Dualities are central to this poem, as with most of Walcott’s poetry. In addition to the central duality of the fluid metaphor of the trees and the colonial memory, Walcott uses a range of images that emphasise the tension between the past and present. The contrast between the classical images of “brown daphnes” and the “sacred grove” (which produces an immediate sense of the affinity towards nature of some native African tribes like the “Evil Forest” of the Ibo in Chinua Achebe’s Things Fall Apart) shows the poet’s sense of divided identity. He sees the brutality of the colonial past but uses the culture of those he condemns to express the torture of it. Walcott’s juxtaposition of the two cultures can be interpreted as showing the intense conflict between these different identities and the horrific personal struggles caused by colonialism.

However, Walcott himself has emphasised the importance of universality in his poetry (just as he reflects in ‘Ruins of a Great House’ that “all in compassion ends”). Therefore, the dualities between man and nature in the central metaphor and the brutality of the colonial memory allow Walcott to develop his universal perspective in showing the “grove grieves in silence, like parental love.” This final image is ambiguous but the overriding sense must be positive. The personification of the natural surroundings (“within the bent arms of this grove”) suggests a comfort and godly force overcoming the brutality that characterises the majority of the poem. However, the connotations of “grieving in silence” undermine this by suggesting that the postcolonial memory is persistent. The control and slowing of the rhythm in the final line which separates “like parental love” could suggest a sense of lament in which the words could be read as sighing and remorseful. Equally, they could be interpreted as full of pride and hope and slowed to a powerful exclamatory rhythm. The alliteration and consonance of the ‘l’ sound is soft and the echoing of the monosyllabic “like” and “love” suggests a more hopeful tone in which Walcott may be suggesting that the colonial past is slowly forgotten and the “brown daphnes” have become closer to the Caribbean.
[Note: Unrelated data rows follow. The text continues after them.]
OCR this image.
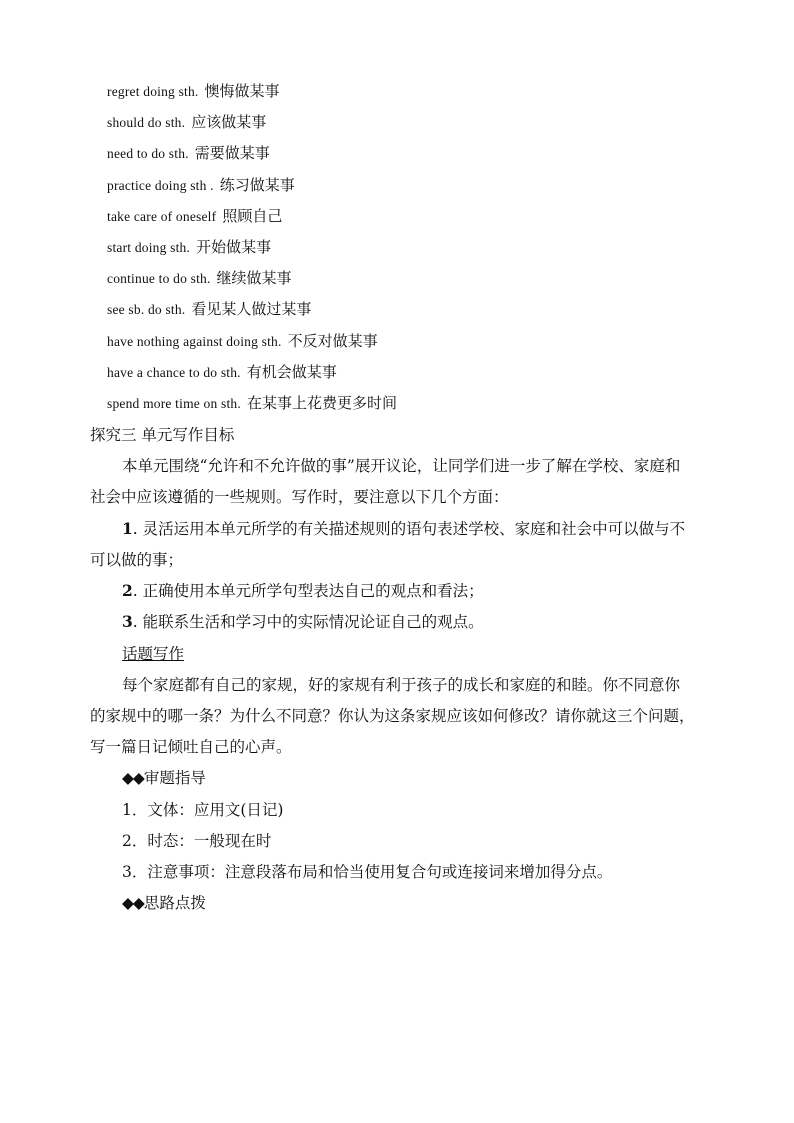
regret doing sth. 懊悔做某事
should do sth. 应该做某事
need to do sth. 需要做某事
practice doing sth . 练习做某事
take care of oneself 照顾自己
start doing sth. 开始做某事
continue to do sth. 继续做某事
see sb. do sth. 看见某人做过某事
have nothing against doing sth. 不反对做某事
have a chance to do sth. 有机会做某事
spend more time on sth. 在某事上花费更多时间
探究三 单元写作目标
本单元围绕“允许和不允许做的事”展开议论，让同学们进一步了解在学校、家庭和
社会中应该遵循的一些规则。写作时，要注意以下几个方面：
1. 灵活运用本单元所学的有关描述规则的语句表述学校、家庭和社会中可以做与不
可以做的事；
2. 正确使用本单元所学句型表达自己的观点和看法；
3. 能联系生活和学习中的实际情况论证自己的观点。
话题写作
每个家庭都有自己的家规，好的家规有利于孩子的成长和家庭的和睦。你不同意你
的家规中的哪一条？为什么不同意？你认为这条家规应该如何修改？请你就这三个问题，
写一篇日记倾吐自己的心声。
◆◆审题指导
1．文体：应用文(日记)
2．时态：一般现在时
3．注意事项：注意段落布局和恰当使用复合句或连接词来增加得分点。
◆◆思路点拨
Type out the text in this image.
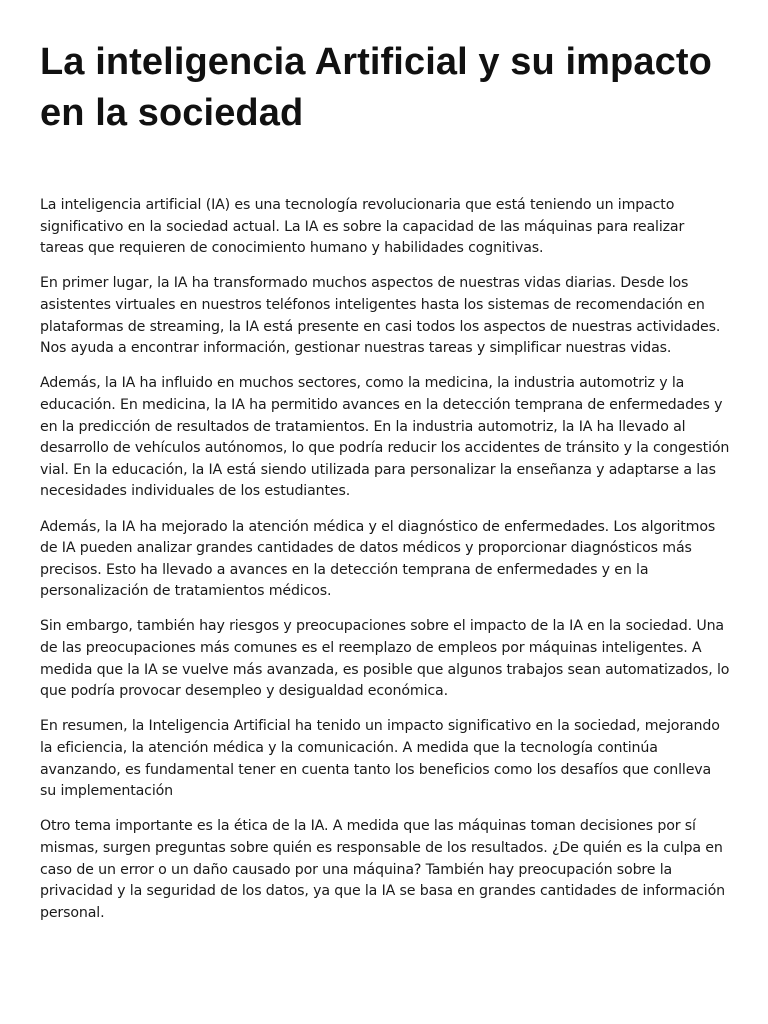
La inteligencia Artificial y su impacto en la sociedad

La inteligencia artificial (IA) es una tecnología revolucionaria que está teniendo un impacto significativo en la sociedad actual. La IA es sobre la capacidad de las máquinas para realizar tareas que requieren de conocimiento humano y habilidades cognitivas.

En primer lugar, la IA ha transformado muchos aspectos de nuestras vidas diarias. Desde los asistentes virtuales en nuestros teléfonos inteligentes hasta los sistemas de recomendación en plataformas de streaming, la IA está presente en casi todos los aspectos de nuestras actividades. Nos ayuda a encontrar información, gestionar nuestras tareas y simplificar nuestras vidas.

Además, la IA ha influido en muchos sectores, como la medicina, la industria automotriz y la educación. En medicina, la IA ha permitido avances en la detección temprana de enfermedades y en la predicción de resultados de tratamientos. En la industria automotriz, la IA ha llevado al desarrollo de vehículos autónomos, lo que podría reducir los accidentes de tránsito y la congestión vial. En la educación, la IA está siendo utilizada para personalizar la enseñanza y adaptarse a las necesidades individuales de los estudiantes.

Además, la IA ha mejorado la atención médica y el diagnóstico de enfermedades. Los algoritmos de IA pueden analizar grandes cantidades de datos médicos y proporcionar diagnósticos más precisos. Esto ha llevado a avances en la detección temprana de enfermedades y en la personalización de tratamientos médicos.

Sin embargo, también hay riesgos y preocupaciones sobre el impacto de la IA en la sociedad. Una de las preocupaciones más comunes es el reemplazo de empleos por máquinas inteligentes. A medida que la IA se vuelve más avanzada, es posible que algunos trabajos sean automatizados, lo que podría provocar desempleo y desigualdad económica.

En resumen, la Inteligencia Artificial ha tenido un impacto significativo en la sociedad, mejorando la eficiencia, la atención médica y la comunicación. A medida que la tecnología continúa avanzando, es fundamental tener en cuenta tanto los beneficios como los desafíos que conlleva su implementación

Otro tema importante es la ética de la IA. A medida que las máquinas toman decisiones por sí mismas, surgen preguntas sobre quién es responsable de los resultados. ¿De quién es la culpa en caso de un error o un daño causado por una máquina? También hay preocupación sobre la privacidad y la seguridad de los datos, ya que la IA se basa en grandes cantidades de información personal.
The significant shift in tone in the final stanza from the horrific penultimate stanza further implies the positive intentions of this final image.
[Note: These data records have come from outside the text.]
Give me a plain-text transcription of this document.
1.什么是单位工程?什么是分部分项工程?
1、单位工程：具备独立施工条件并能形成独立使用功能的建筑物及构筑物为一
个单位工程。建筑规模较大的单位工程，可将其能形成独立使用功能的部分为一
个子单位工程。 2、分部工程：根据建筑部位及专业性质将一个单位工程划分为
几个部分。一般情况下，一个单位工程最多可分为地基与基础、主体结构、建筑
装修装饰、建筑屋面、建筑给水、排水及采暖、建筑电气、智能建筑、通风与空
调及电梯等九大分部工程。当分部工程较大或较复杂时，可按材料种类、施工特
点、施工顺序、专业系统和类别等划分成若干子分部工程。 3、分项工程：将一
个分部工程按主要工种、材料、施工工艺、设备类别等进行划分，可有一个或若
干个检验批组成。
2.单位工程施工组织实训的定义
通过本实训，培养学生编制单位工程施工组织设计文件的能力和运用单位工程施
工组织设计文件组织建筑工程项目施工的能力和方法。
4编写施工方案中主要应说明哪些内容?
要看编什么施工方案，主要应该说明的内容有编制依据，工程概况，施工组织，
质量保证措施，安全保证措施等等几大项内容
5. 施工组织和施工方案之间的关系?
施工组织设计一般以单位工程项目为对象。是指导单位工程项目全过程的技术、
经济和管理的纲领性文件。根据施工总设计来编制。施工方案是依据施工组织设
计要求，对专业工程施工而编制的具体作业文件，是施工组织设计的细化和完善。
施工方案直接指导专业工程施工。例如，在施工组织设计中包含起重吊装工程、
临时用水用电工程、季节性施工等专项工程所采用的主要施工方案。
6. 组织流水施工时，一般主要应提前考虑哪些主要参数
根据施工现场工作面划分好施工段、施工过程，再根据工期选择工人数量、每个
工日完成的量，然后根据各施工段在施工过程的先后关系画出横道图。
Walcott, and in particular ‘The Almond Trees’, does not fit a ‘typical’ genre of the postcolonial (if something such could exist). In the earliest postcolonial texts such as Chinua Achebe’s Things Fall Apart, written at a time and by a man with a biography not too dissimilar to Walcott (in terms of education and influence), the presentation of the postcolonial is extremely different to that in ‘The Almond Trees’. Whereas Achebe laments the loss of culture and to some extent the violent disintegration of the Ibo way of life, Walcott presents a greater sense of the brutality colonial history. Whereas Achebe uses a simple prose (despite his Western education) and descriptive narrative to reflect the vernacular, oral tradition, Walcott embraces the Western culture with his use of classical images and embellished verse in ‘The Almond Trees’. Here he shows that fundamentally he is a literary artist. Unlike some postcolonial and post-post-colonial traditions, Walcott does not consider the sense of dislocation, hybridity or double consciousness (so apparent in different types of literary expression to Walcott) such as Zadie Smith’s White Teeth. Although Walcott is witty, sharp and perceptive (shown in his subversion of the theme of “no visible history” and his opening that “there’s nothing here”), he is not primarily humorous, nor is his work explicitly postcolonial in condemnation. However, as with many other postcolonial texts, he develops the theme of universality in ‘The Almond Trees’ by juxtaposing history and memory to show a “metamorphosis” of Caribbean identity. Just as Dharker concludes explicitly, “look into its outcast eyes / and recognise it as your own” and Achebe reflects, “what is good among one people is an abomination among others” so Walcott ends, more subtly the need to “acknowledge[ ] / that past” and understand a shared origin “like parental love.”